Taking these findings together, it seems that our algorithm identified a pattern of psychological feelings, disbeliefs, and cognitive distortions that are highly characteristic of CP individuals and reliably discriminate them from HC. On the other hand, it identifies a pattern of physical, occupational, and energy-related features highly characteristic of HC, and significantly less present in CP individuals.

Limitations

This study has certain limitations. Despite the stringent training and test data separation in our SVM algorithm and the nested CV employed, replication of our findings in independent and geographically different samples is needed to ensure that our findings are replicable, as external validation is considered the gold standard in the field for assessing a model’s effective (and not just estimated) generalizability. Moreover, it should be noted that our HC sample was composed mainly of individuals linked to the social circle of CP individuals’ caregivers. Although this allowed us to build a HC sample with similar age and education level relative to those of our CP sample, it does not guarantee a purely random sampling of the HC group. Larger and randomly sampled external validation groups are needed to further test the generalizability of our psycho-physical machine learning algorithm. Another limitation that should be taken into account is that further clinically relevant aspects of the pain experience such as pain severity, duration of drug treatment, or history of treatments tried were not considered in this study. If on the one hand this is probably a consequence of the employment of broad inclusion/exclusion criteria, on the other hand, the general aim of the research project was to include in the study CP individuals based solely on diagnosis, and irrespective of their past pain experiences. Nevertheless, we think that future studies investigating the potential association between the single-subject-level decision scores generated through our machine learning algorithm and these highly relevant clinical aspects of the pain experience are warranted to provide deeper insights into the potential translation into clinical practice of our psycho-physical classification model. Consistently, our neuropsychological findings are limited by the fact that in our study, the cognitive area is represented solely by the CPM test. Although beyond the scope of this study, a better characterization of individual neurocognitive functions through a broader battery assessing specific (rather than general) cognitive functioning and sub-domains would have been more informative about the potential existence of specific neuropsychological assessments that could capture core pain-related cognitive deficits. Future studies in this direction are definitely needed.

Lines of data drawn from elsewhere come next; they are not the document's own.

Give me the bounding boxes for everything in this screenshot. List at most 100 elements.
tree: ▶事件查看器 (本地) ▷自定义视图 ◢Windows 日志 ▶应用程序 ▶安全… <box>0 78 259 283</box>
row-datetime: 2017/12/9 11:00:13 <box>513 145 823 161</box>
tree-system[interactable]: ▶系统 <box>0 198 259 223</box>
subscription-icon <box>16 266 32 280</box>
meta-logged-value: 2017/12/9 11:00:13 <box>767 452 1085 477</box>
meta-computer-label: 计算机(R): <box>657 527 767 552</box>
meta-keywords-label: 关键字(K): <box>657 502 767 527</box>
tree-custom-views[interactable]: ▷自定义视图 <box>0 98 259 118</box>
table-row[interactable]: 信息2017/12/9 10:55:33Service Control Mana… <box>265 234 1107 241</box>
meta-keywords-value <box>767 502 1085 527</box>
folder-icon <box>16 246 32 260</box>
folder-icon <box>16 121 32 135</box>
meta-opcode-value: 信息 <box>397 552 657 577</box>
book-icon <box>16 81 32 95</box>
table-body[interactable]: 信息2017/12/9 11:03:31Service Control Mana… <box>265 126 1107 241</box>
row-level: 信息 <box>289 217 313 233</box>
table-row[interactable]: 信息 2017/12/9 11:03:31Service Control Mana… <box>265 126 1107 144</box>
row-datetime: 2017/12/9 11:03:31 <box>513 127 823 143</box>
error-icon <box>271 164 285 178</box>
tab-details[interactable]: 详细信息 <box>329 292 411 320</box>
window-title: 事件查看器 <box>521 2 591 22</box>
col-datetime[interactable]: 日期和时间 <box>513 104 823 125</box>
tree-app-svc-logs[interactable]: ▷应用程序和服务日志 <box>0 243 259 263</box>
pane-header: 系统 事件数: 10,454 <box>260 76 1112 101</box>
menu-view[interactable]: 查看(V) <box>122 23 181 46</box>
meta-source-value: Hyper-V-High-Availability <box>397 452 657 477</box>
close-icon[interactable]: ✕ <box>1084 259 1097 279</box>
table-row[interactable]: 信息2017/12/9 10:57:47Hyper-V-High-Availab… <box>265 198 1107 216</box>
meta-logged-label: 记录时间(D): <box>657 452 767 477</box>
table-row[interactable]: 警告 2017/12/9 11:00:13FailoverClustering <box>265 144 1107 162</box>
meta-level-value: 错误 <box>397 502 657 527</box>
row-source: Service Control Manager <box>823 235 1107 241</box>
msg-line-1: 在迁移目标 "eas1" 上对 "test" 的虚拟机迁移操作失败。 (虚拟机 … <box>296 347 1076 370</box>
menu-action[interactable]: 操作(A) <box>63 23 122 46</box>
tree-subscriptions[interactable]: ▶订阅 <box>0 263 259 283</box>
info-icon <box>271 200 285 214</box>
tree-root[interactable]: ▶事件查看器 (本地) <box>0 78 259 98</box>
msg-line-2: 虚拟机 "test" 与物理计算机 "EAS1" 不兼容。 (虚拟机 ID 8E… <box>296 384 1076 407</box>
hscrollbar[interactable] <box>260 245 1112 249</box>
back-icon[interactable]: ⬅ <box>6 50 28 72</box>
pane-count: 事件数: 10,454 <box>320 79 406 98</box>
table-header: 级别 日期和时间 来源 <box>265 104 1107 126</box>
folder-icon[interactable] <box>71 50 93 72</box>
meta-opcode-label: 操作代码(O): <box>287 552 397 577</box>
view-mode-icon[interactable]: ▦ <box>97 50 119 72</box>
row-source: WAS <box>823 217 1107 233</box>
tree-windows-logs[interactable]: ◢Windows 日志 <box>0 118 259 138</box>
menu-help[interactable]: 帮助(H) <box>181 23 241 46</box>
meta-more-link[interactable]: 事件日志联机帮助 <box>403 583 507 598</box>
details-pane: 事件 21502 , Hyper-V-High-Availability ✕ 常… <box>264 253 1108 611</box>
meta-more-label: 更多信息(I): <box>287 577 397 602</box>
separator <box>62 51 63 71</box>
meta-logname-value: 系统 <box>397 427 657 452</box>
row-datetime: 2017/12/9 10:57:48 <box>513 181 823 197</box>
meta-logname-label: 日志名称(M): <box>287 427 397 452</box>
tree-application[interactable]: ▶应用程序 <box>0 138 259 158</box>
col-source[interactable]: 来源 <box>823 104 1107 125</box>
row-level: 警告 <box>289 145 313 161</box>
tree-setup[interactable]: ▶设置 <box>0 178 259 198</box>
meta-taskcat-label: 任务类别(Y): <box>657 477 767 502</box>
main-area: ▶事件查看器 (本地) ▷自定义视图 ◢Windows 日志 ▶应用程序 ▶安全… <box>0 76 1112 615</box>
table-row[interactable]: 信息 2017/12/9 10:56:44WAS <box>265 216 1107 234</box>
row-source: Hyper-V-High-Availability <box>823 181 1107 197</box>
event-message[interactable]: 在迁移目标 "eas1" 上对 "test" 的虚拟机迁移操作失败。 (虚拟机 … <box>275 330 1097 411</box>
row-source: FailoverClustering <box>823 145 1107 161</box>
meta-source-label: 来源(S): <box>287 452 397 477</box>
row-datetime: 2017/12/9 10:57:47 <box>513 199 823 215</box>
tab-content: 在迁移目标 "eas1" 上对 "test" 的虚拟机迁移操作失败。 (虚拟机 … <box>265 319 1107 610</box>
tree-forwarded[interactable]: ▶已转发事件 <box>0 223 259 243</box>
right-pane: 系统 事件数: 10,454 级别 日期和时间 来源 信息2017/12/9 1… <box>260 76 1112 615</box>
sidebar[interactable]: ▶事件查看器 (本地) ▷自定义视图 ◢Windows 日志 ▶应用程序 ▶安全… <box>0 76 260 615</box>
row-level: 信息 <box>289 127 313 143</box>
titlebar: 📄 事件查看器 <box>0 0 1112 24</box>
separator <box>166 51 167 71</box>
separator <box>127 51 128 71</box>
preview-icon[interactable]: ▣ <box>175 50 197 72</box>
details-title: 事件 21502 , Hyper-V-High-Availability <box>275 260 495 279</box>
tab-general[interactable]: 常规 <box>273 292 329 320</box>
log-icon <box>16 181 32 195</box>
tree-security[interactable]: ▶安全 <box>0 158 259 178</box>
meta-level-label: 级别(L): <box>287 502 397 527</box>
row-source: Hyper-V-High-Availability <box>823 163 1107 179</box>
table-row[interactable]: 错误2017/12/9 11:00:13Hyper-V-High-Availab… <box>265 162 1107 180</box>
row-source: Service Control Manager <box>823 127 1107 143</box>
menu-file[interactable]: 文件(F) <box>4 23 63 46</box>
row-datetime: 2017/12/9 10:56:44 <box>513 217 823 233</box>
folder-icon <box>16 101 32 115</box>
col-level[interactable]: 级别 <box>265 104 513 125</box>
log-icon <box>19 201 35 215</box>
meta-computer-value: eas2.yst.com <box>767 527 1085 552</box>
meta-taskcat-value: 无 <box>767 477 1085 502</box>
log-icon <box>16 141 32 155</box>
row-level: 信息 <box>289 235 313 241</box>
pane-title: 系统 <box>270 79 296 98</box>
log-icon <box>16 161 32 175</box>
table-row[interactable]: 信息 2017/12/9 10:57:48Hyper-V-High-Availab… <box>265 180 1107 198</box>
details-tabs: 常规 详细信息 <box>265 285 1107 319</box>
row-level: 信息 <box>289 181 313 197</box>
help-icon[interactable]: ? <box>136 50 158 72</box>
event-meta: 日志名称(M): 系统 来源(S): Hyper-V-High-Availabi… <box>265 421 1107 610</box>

More importantly, the cross-sectional nature of this study does not allow us to give any prognostic insight into CP based on these findings, or to fully understand its translation into clinical practice potential. Longitudinal studies are warranted to provide machine learning-based prognostic information.

Conclusions

Our findings suggest that, using psychological and physical assessments, it is possible to classify CP from HC with high reliability via (1) a pattern of psychological symptoms (identified through HADS subscales) and cognitive beliefs (identified through BMQ subscales) characterizing CP, and (2) a pattern of intact physical functions (identified through SF-36 subscales) characterizing HC. We think that our algorithm provides important and novel insights for clinical practice. Indeed, if externally validated in geographically diverse cohorts and with longitudinal information, the investigation of such psycho-physical impairments through these subscales could be prioritized, helping to better tailor early identification and intervention strategies in CP through:

  • constant monitoring of the onset and the evolution of symptoms of depression and anxiety and of cognitive beliefs and disbeliefs about medicine and pharmacological treatments; and

  • active promotion of physical health strategies by specifically targeting occupational, physical, and vitality impairments in CP.

This would potentially lead to improved quality of life in CP individuals and to a shorter, more transient, less burdensome pain experience.